I have tried changing the commands working directory in TFS UI, but that didn’t change anything other than the path to .sln needs to change accordingly, if defined relatively. TFS runs the command from repo as standard. Changing the “Sources root directory” in “Prepare analysis on Sonarqube” from . to anything else gives following error:
java.lang.IllegalStateException: The "build-wrapper-dump.json" file was found but 0 C/C++/Objective-C files were analyzed. Please make sure that:
* you are using the latest version of the build-wrapper and the CFamily analyzer
* you are correctly invoking the scanner with correct configuration
* your compiler is supported
* you are wrapping your build correctly
* you are wrapping a full/clean build
* you are providing the path to the correct build-wrapper output directory
* you are building and analyzing the same source checkout, absolute paths must be identical in build and analysis stepsAdding sonar.inclusions=dirC/**/* results in the samme error.
Hello,
Can you send:
Olivier
Yes. I did an exclusion test today and that worked, switched back to run with only inclusion and failure, then grabbed all the logs from today and the failed build process. How to send you file privately?
Hello @Zer0ne ,
I wonder why you did not stick to your exclusions setting if you achieved what you wanted ?
In case there’s some good reasons you may send me your logs privately through direct message.
Click on my avatar and then message.
Olivier
Just saying that typing in an exclusion removed that directory from my analysis. That should at least give some thought about how inclusions may be different, if a bug is to be found.
Why it is not what I wanted, is because adding new exclusions to several individual projects whenever a developer, decides too add a directory, is just not the way to go. I guess yet another complication with monorepos that needs focus.

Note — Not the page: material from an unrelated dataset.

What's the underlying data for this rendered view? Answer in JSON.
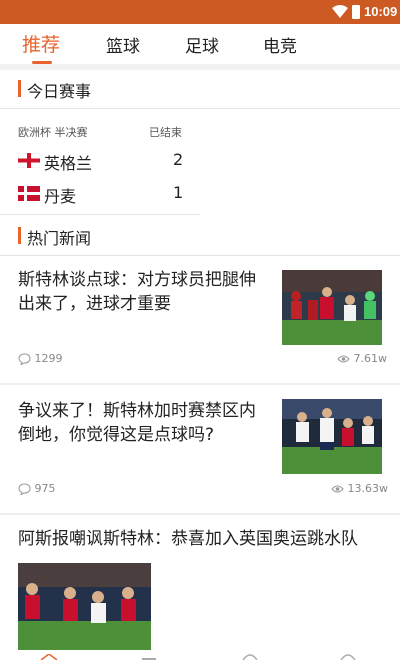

In my line of thought it is a bug that c-wrapper analysis reads files all the way from root that is not included in build process. Does it even make sense to include a cpp file that is not compiled?
If it can’t be better set up than now I can see only two usage approaches for us:
We choose a single but big cpp project. It includes all of our repo, so I guess it will not work that well with CI and Quality Gate. Only compiled cpp files gets a wrapper analysis? Well I expect a lot of deficiencies so I also expect a discount. In return I will include as many LOC as possible.
We exclude cpp completely which is our main language and only setup a few of the small projects.
Or did I misunderstand something?
Cannot see a pm feature from clicking on your avatar.